Challenges with sentiment analysis

Although being a useful tool, sentiment analysis presents some unique challenges also to the users.

  • Contextual Understanding: AI sometimes struggles to grasp the context of language, leading to misinterpretations of sentiments. This is particularly challenging when dealing with sarcasm, irony, or cultural nuances.
  • Dataset Privacy: Gathering and analyzing customer data for sentiment analysis raises concerns about data privacy and security.
  • Bias: Humans can incorporate biases in training data, which AI models may follow. This can lead to unfair results. Efforts are underway to reduce bias and ensure fairness in sentiment analysis.

Conclusion

AI-based sentiment analysis enables businesses to gain a deeper understanding of their customers, enhance brand reputation, and optimize products and services. It offers accurate real-time insights, identifies growing trends, and facilitates data-driven decision-making. However, it also presents practical concerns such as bias, privacy, and contextual understanding issues. Overall, we can confidently say that AI sentiment analysis can be a game-changer in the efforts to improve user experience. Hence, understanding the possible applications of sentiment analysis in your domain can be enriching. Embracing these innovations will be immensely useful in enhancing customer experiences, which ultimately gives a competitive edge.

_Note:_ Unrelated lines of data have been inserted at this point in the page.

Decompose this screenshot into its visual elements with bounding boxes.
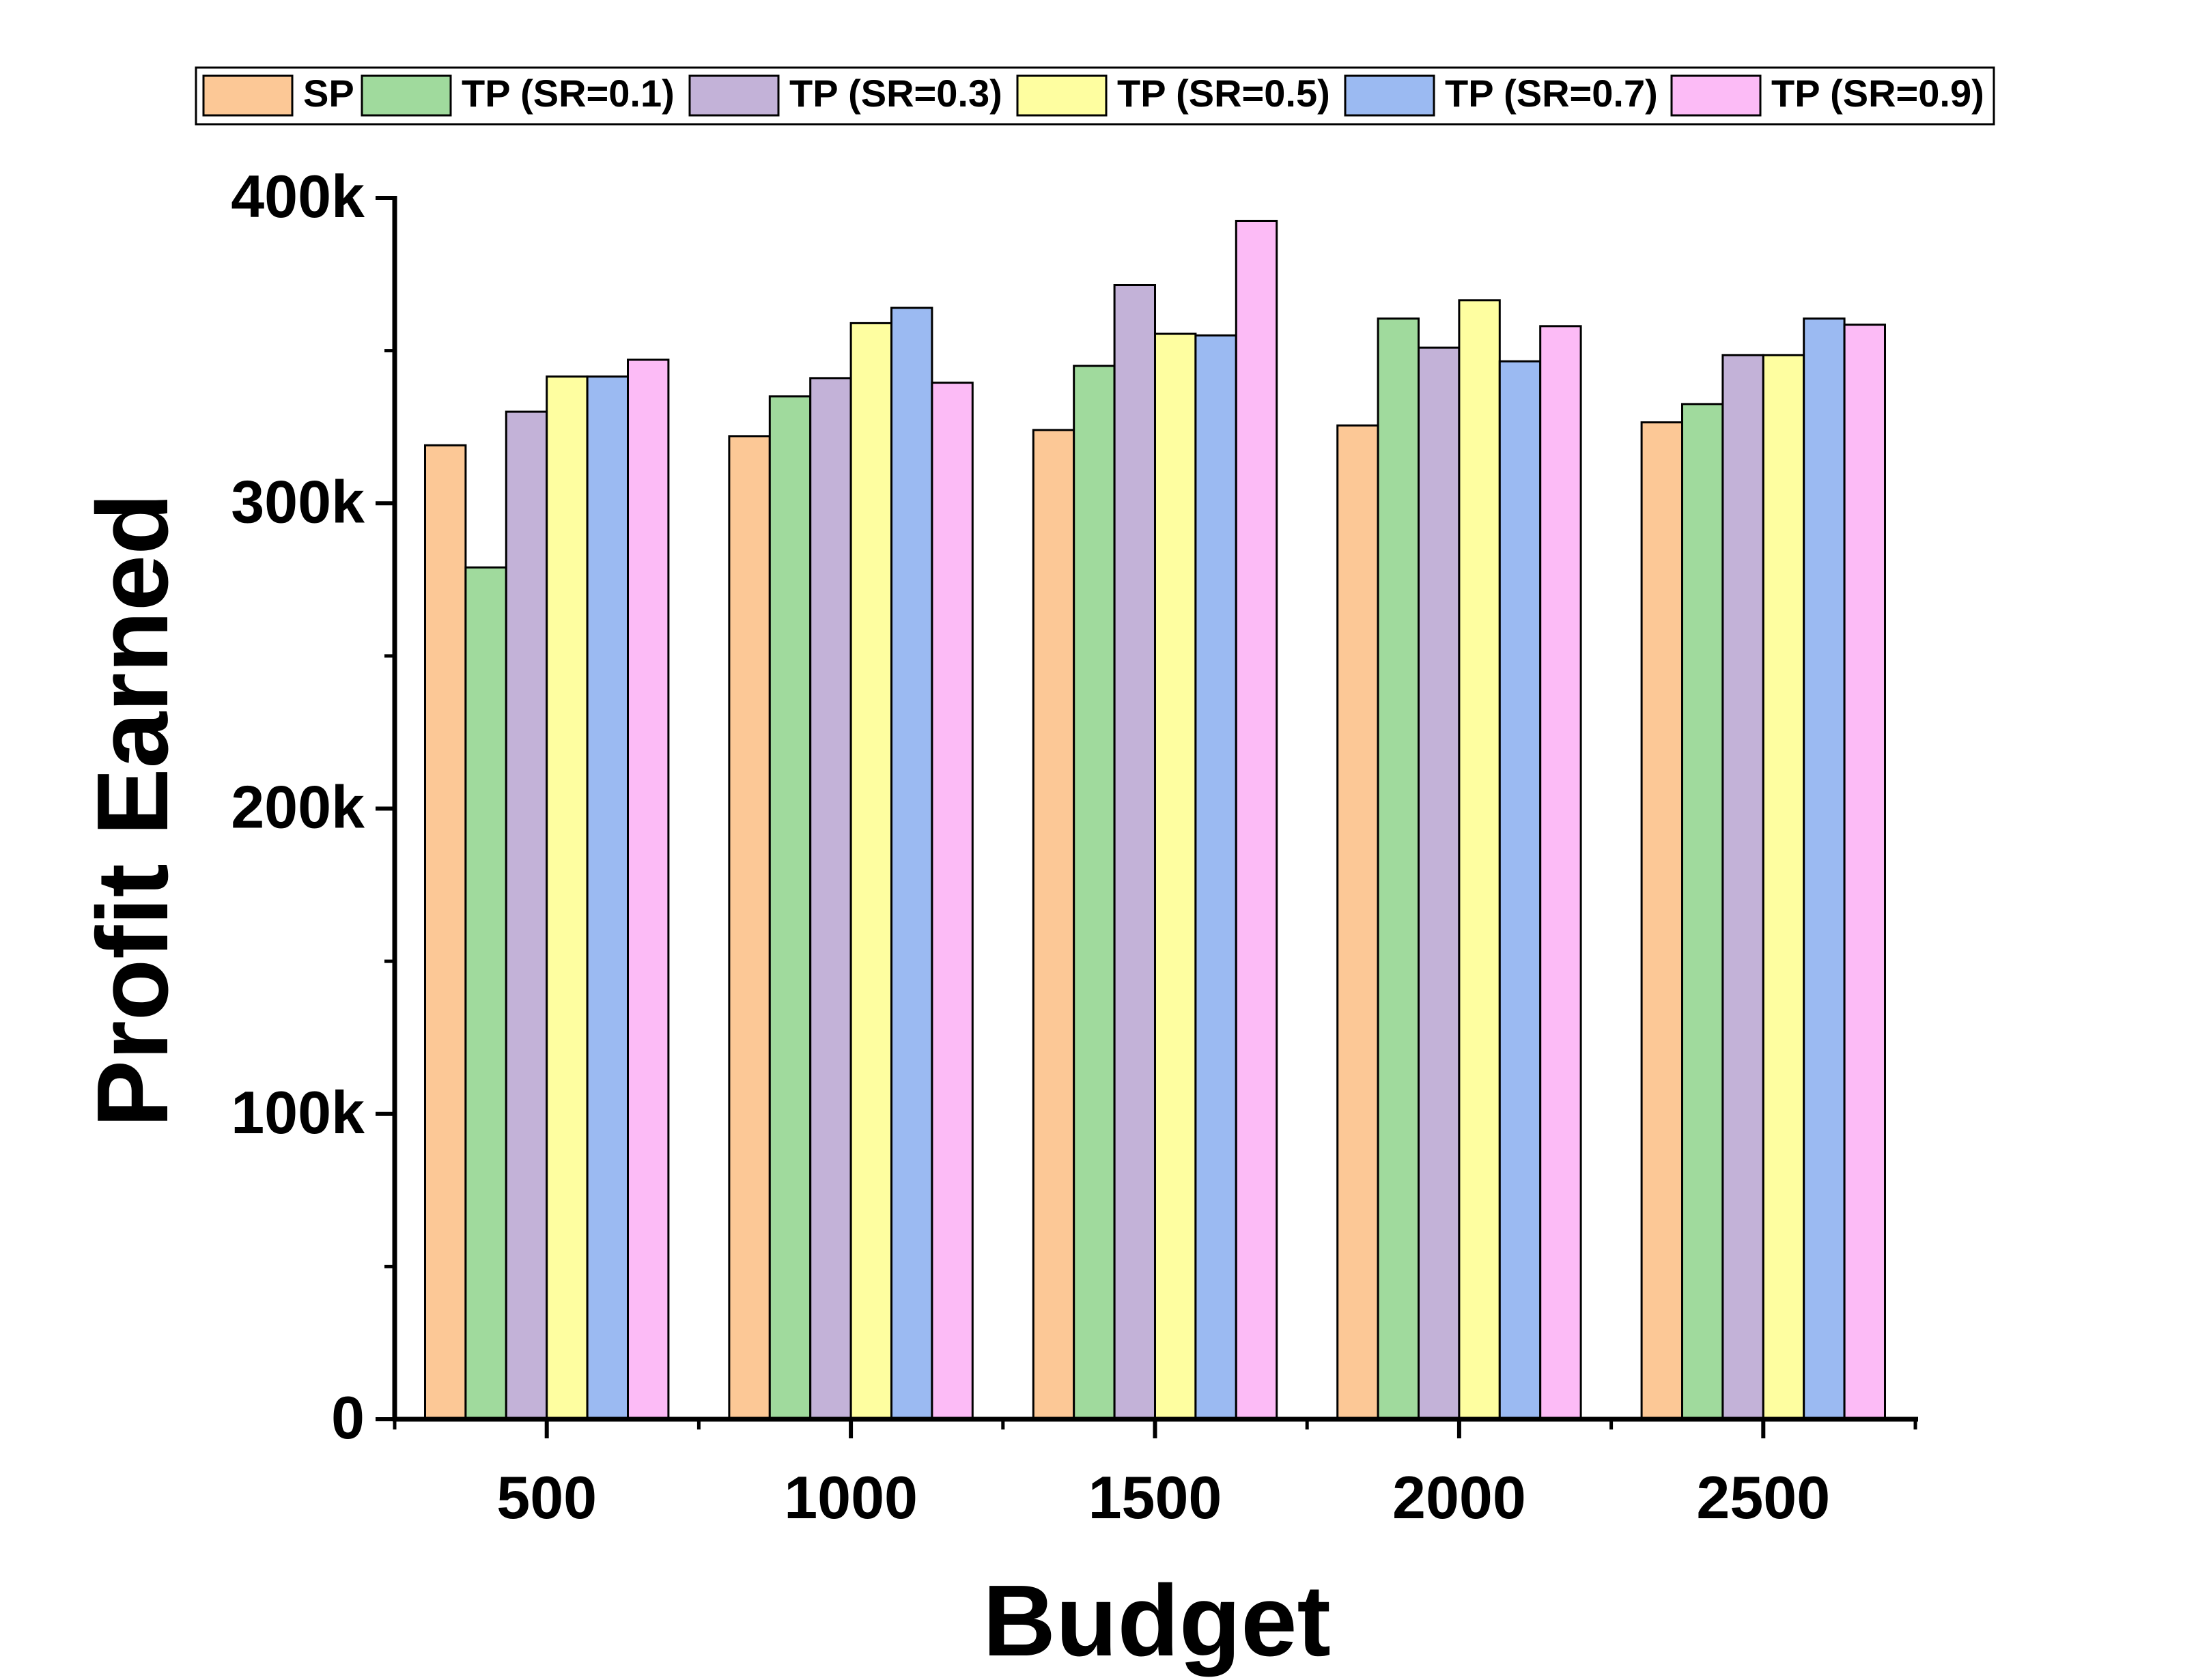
bar-3-2000 [1418, 346, 1461, 1421]
legend-swatch-4 [1016, 74, 1108, 117]
bar-5-500 [586, 375, 629, 1421]
y-tick-label-0: 0 [331, 1384, 365, 1451]
bar-1-500 [424, 444, 467, 1421]
bar-1-1000 [728, 435, 771, 1421]
bar-2-1000 [768, 395, 812, 1421]
legend-label-1: SP [303, 72, 354, 115]
bar-6-500 [627, 358, 670, 1421]
bar-6-1500 [1235, 220, 1278, 1421]
bar-3-2500 [1721, 354, 1764, 1421]
y-tick-label-4: 400k [231, 162, 365, 230]
bar-2-1500 [1073, 365, 1116, 1421]
legend-label-6: TP (SR=0.9) [1771, 72, 1984, 115]
bar-3-1500 [1113, 284, 1156, 1421]
bar-4-2500 [1762, 354, 1805, 1421]
bar-5-2500 [1803, 317, 1846, 1421]
legend-swatch-5 [1344, 74, 1435, 117]
x-tick-label-2000: 2000 [1392, 1464, 1526, 1531]
y-tick-label-3: 300k [231, 468, 365, 535]
bar-6-2000 [1539, 325, 1582, 1421]
y-axis-title: Profit Earned [76, 493, 189, 1127]
bar-3-1000 [809, 377, 852, 1421]
bar-5-2000 [1498, 360, 1542, 1421]
legend-label-2: TP (SR=0.1) [462, 72, 675, 115]
bar-1-2000 [1336, 424, 1379, 1421]
legend-swatch-3 [688, 74, 780, 117]
bar-2-2000 [1377, 317, 1420, 1421]
bar-4-2000 [1458, 299, 1501, 1421]
x-tick-label-1500: 1500 [1088, 1464, 1222, 1531]
legend-swatch-6 [1670, 74, 1762, 117]
axes: 0 100k 200k 300k 400k 500 1000 1500 2000 2500 [231, 162, 1918, 1531]
bar-1-1500 [1032, 429, 1075, 1421]
bar-4-1000 [849, 322, 892, 1421]
bar-3-500 [505, 410, 548, 1421]
legend-swatch-2 [361, 74, 452, 117]
bar-6-1000 [931, 382, 974, 1421]
y-tick-label-2: 200k [231, 773, 365, 841]
bar-4-1500 [1154, 332, 1197, 1421]
legend-label-3: TP (SR=0.3) [789, 72, 1002, 115]
x-tick-label-500: 500 [496, 1464, 597, 1531]
legend-swatch-1 [202, 74, 294, 117]
x-axis-title: Budget [983, 1565, 1331, 1677]
x-tick-label-1000: 1000 [784, 1464, 918, 1531]
plot-bars [424, 220, 1887, 1421]
legend: SP TP (SR=0.1) TP (SR=0.3) TP (SR=0.5) TP (S… [195, 66, 1995, 126]
y-tick-label-1: 100k [231, 1079, 365, 1146]
legend-label-5: TP (SR=0.7) [1445, 72, 1658, 115]
bar-5-1000 [890, 307, 933, 1421]
bar-6-2500 [1843, 324, 1887, 1421]
legend-label-4: TP (SR=0.5) [1117, 72, 1330, 115]
bar-5-1500 [1194, 334, 1237, 1421]
bar-1-2500 [1640, 421, 1684, 1421]
bar-4-500 [546, 375, 589, 1421]
bar-2-500 [464, 566, 507, 1421]
x-tick-label-2500: 2500 [1696, 1464, 1830, 1531]
bar-2-2500 [1681, 403, 1724, 1421]
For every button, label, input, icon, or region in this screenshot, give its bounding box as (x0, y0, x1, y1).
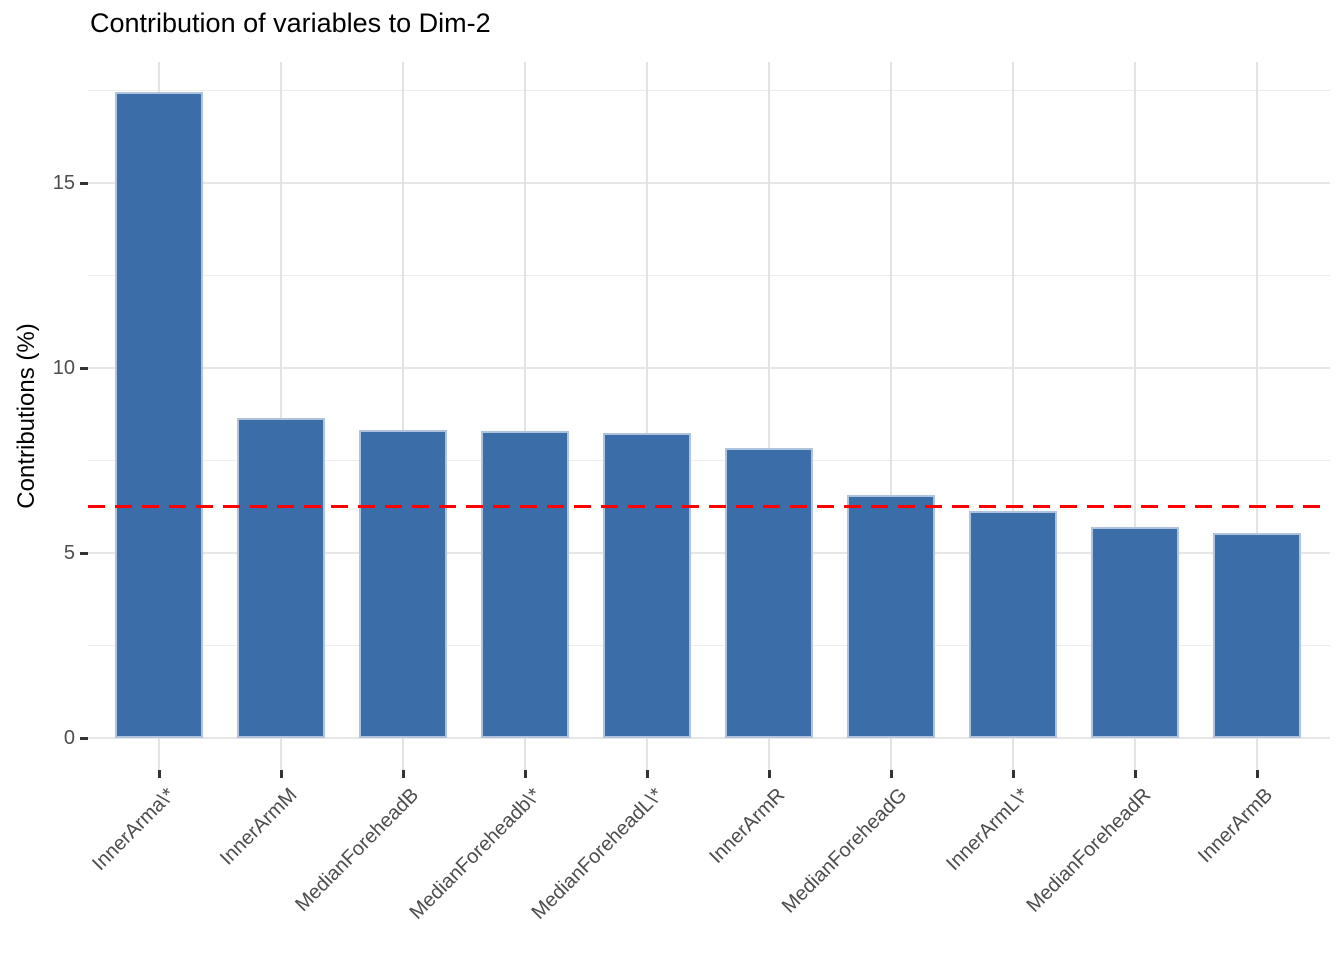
bar (359, 430, 447, 738)
x-tick-mark (1255, 770, 1259, 778)
y-tick-label: 15 (52, 172, 75, 194)
y-axis-title: Contributions (%) (13, 323, 40, 509)
x-tick-label: InnerArma\* (88, 784, 180, 876)
category-gridline (768, 62, 770, 770)
category-gridline (1012, 62, 1014, 770)
x-tick-label: MedianForeheadR (1022, 784, 1156, 917)
x-tick-label: MedianForeheadB (291, 784, 424, 916)
major-gridline (88, 367, 1330, 369)
category-gridline (890, 62, 892, 770)
x-tick-mark (523, 770, 527, 778)
x-tick-mark (645, 770, 649, 778)
category-gridline (524, 62, 526, 770)
category-gridline (646, 62, 648, 770)
x-tick-label: InnerArmL\* (942, 784, 1034, 876)
minor-gridline (88, 460, 1330, 461)
x-tick-label: MedianForeheadb\* (405, 784, 546, 924)
bar (603, 433, 691, 738)
major-gridline (88, 737, 1330, 739)
y-tick-mark (80, 736, 88, 740)
x-tick-label: InnerArmM (216, 784, 302, 870)
bar (847, 495, 935, 738)
x-tick-label: MedianForeheadG (778, 784, 912, 918)
x-tick-label: InnerArmB (1194, 784, 1278, 868)
major-gridline (88, 552, 1330, 554)
reference-line (88, 505, 1330, 509)
x-tick-mark (767, 770, 771, 778)
bar (969, 511, 1057, 738)
bar (725, 448, 813, 738)
bar (237, 418, 325, 738)
minor-gridline (88, 275, 1330, 276)
x-tick-mark (279, 770, 283, 778)
chart-title: Contribution of variables to Dim-2 (90, 8, 491, 38)
category-gridline (402, 62, 404, 770)
bar (1091, 527, 1179, 738)
x-tick-label: InnerArmR (705, 784, 790, 868)
y-tick-mark (80, 181, 88, 185)
x-tick-mark (1011, 770, 1015, 778)
category-gridline (1134, 62, 1136, 770)
x-tick-mark (401, 770, 405, 778)
minor-gridline (88, 645, 1330, 646)
major-gridline (88, 182, 1330, 184)
y-tick-label: 5 (63, 542, 75, 564)
x-tick-label: MedianForeheadL\* (527, 784, 668, 924)
y-tick-label: 10 (52, 357, 75, 379)
bar (115, 92, 203, 738)
category-gridline (280, 62, 282, 770)
bar (1213, 533, 1301, 738)
plot-panel (88, 62, 1330, 770)
bar (481, 431, 569, 738)
y-tick-label: 0 (63, 727, 75, 749)
y-tick-mark (80, 551, 88, 555)
x-tick-mark (1133, 770, 1137, 778)
minor-gridline (88, 90, 1330, 91)
y-tick-mark (80, 366, 88, 370)
category-gridline (1256, 62, 1258, 770)
x-tick-mark (889, 770, 893, 778)
x-tick-mark (157, 770, 161, 778)
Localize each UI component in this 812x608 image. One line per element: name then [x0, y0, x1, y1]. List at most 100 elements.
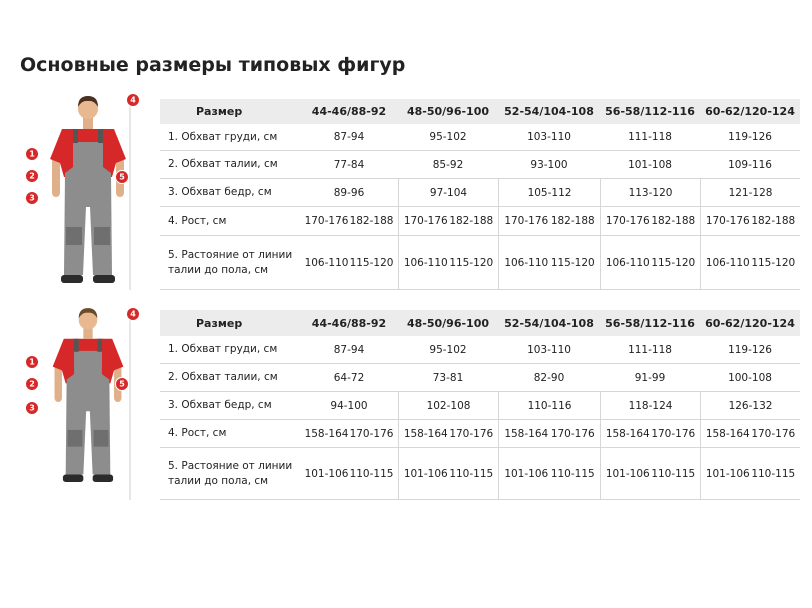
cell-value: 101-106	[605, 467, 650, 480]
header-cell: 52-54/104-108	[504, 316, 594, 330]
table-cell: 170-176 182-188	[300, 207, 398, 235]
cell-value: 170-176	[304, 215, 349, 227]
marker-label: 4	[130, 310, 136, 319]
table-cell: 1. Обхват груди, см	[168, 130, 278, 143]
boot	[61, 275, 83, 283]
table-cell: 87-94	[333, 131, 365, 143]
table-cell: 158-164 170-176	[498, 420, 600, 447]
table-cell: 100-108	[728, 371, 772, 384]
cell-value: 115-120	[349, 256, 394, 269]
page-title: Основные размеры типовых фигур	[20, 54, 406, 76]
cell-value: 115-120	[550, 256, 595, 269]
table-cell: 73-81	[432, 371, 464, 384]
strap	[98, 129, 103, 143]
person	[50, 96, 126, 283]
cell-value: 170-176	[449, 427, 494, 440]
marker-dot	[126, 307, 140, 321]
table-cell: 101-106 110-115	[300, 448, 398, 499]
knee-pad	[66, 227, 82, 245]
marker-label: 3	[29, 404, 35, 413]
marker-dot	[115, 170, 129, 184]
table-cell: 97-104	[398, 179, 498, 206]
table-cell: 119-126	[728, 131, 772, 143]
knee-pad	[94, 227, 110, 245]
strap	[74, 338, 79, 352]
table-cell: 119-126	[728, 343, 772, 356]
cell-value: 170-176	[403, 215, 448, 227]
table-cell: 64-72	[333, 371, 365, 384]
marker-label: 1	[29, 150, 35, 159]
marker-label: 5	[119, 173, 125, 182]
table-cell: 3. Обхват бедр, см	[168, 399, 272, 411]
cell-value: 182-188	[550, 215, 595, 227]
cell-value: 101-106	[403, 467, 448, 480]
cell-value: 110-115	[550, 467, 595, 480]
cell-value: 170-176	[504, 215, 549, 227]
table-cell: 111-118	[628, 131, 672, 143]
cell-value: 170-176	[605, 215, 650, 227]
marker-dot	[25, 169, 39, 183]
table-cell: 95-102	[429, 131, 467, 143]
header-cell: 52-54/104-108	[504, 105, 594, 118]
marker-label: 2	[29, 380, 35, 389]
table-cell: 158-164 170-176	[700, 420, 800, 447]
knee-pad	[67, 429, 83, 447]
cell-value: 158-164	[504, 427, 549, 440]
marker-label: 1	[29, 358, 35, 367]
neck	[83, 327, 93, 339]
cell-value: 101-106	[705, 467, 750, 480]
cell-value: 170-176	[651, 427, 696, 440]
table-cell: 101-106 110-115	[600, 448, 700, 499]
table-cell: 106-110 115-120	[300, 236, 398, 289]
table-row: 5. Растояние от линии талии до пола, см 1…	[160, 236, 800, 290]
table-cell: 158-164 170-176	[300, 420, 398, 447]
table-cell: 170-176 182-188	[498, 207, 600, 235]
hair	[78, 96, 98, 107]
header-cell: Размер	[196, 316, 243, 330]
table-cell: 2. Обхват талии, см	[168, 371, 278, 383]
cell-value: 110-115	[449, 467, 494, 480]
cell-value: 115-120	[751, 256, 796, 269]
strap	[73, 129, 78, 143]
cell-value: 110-115	[651, 467, 696, 480]
hair	[78, 308, 98, 319]
boot	[92, 474, 114, 482]
table-cell: 109-116	[728, 158, 772, 171]
header-row: Размер 44-46/88-92 48-50/96-100 52-54/104-1…	[160, 99, 800, 124]
table-row: 2. Обхват талии, см 64-72 73-81 82-90 91-99 1…	[160, 364, 800, 392]
knee-pad	[93, 429, 109, 447]
table-cell: 170-176 182-188	[600, 207, 700, 235]
table-cell: 101-106 110-115	[398, 448, 498, 499]
table-row: 3. Обхват бедр, см 89-96 97-104 105-112 113-…	[160, 179, 800, 207]
table-cell: 118-124	[600, 392, 700, 419]
table-cell: 158-164 170-176	[398, 420, 498, 447]
boot	[62, 474, 84, 482]
marker-dot	[25, 401, 39, 415]
table-cell: 4. Рост, см	[168, 214, 227, 227]
table-cell: 170-176 182-188	[700, 207, 800, 235]
header-cell: 48-50/96-100	[406, 316, 490, 330]
strap	[97, 338, 102, 352]
cell-value: 106-110	[304, 256, 349, 269]
table-row: 1. Обхват груди, см 87-94 95-102 103-110 111…	[160, 336, 800, 364]
table-cell: 101-106 110-115	[498, 448, 600, 499]
header-cell: Размер	[196, 105, 243, 118]
table-cell: 85-92	[432, 158, 464, 171]
person	[52, 308, 124, 482]
table-cell: 93-100	[530, 158, 568, 171]
table-row: 4. Рост, см 170-176 182-188 170-176 182-188 1…	[160, 207, 800, 236]
table-cell: 101-106 110-115	[700, 448, 800, 499]
table-cell: 170-176 182-188	[398, 207, 498, 235]
marker-dot	[25, 355, 39, 369]
table-cell: 101-108	[628, 158, 672, 171]
table-cell: 126-132	[700, 392, 800, 419]
table-row: 3. Обхват бедр, см 94-100 102-108 110-116 11…	[160, 392, 800, 420]
marker-dot	[25, 377, 39, 391]
marker-dot	[25, 191, 39, 205]
marker-label: 3	[29, 194, 35, 203]
cell-value: 170-176	[751, 427, 796, 440]
table-cell: 102-108	[398, 392, 498, 419]
cell-value: 182-188	[751, 215, 796, 227]
table-cell: 1. Обхват груди, см	[168, 343, 278, 355]
table-cell: 5. Растояние от линии талии до пола, см	[168, 248, 293, 276]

Explore how Netscribes’ Technology Solutions can help you leverage AI-based sentiment analysis to understand your customers and their buying behavior better. Contact us today for a demo.

FAQs

What is sentiment analysis?

Sentiment analysis is a subset of AI. Sentiment analysis is the process of analyzing large volumes of consumer feedback data to determine its emotional context. Upon analyzing the feedback, it is classified as positive, negative, or neutral.

How is Sentiment analysis useful for businesses?

Sentiment analysis helps businesses to understand what their customers think about their products and services. This understanding will help them address customer pain points and tweak their offerings to the satisfaction of their customers. It also helps in increasing the efficiency of marketing campaigns and improving sales outcomes.

How is AI used in sentiment analysis?

The application of AI is critical in processing huge volumes of data. Natural Language Processing (NLP) techniques and big data analytics are used to analyze keywords in customer reviews and to determine the emotional undertones in the text.

What are the advantages of AI-based sentiment analysis over traditional methods?

AI technology has an edge over traditional methods in analyzing data analysis. AI-based sentiment analysis processes large volumes of data in much less time, reduces costs significantly, and improves decision-making precision.

What are the limitations of using AI in sentiment analysis?

NLP technique processes the keywords and determines the underlying sentiments based on the literal meaning. However, it has limitations in understanding the context of words. In addition, privacy concerns and biases in AI models introduced by human programmers are the major challenges.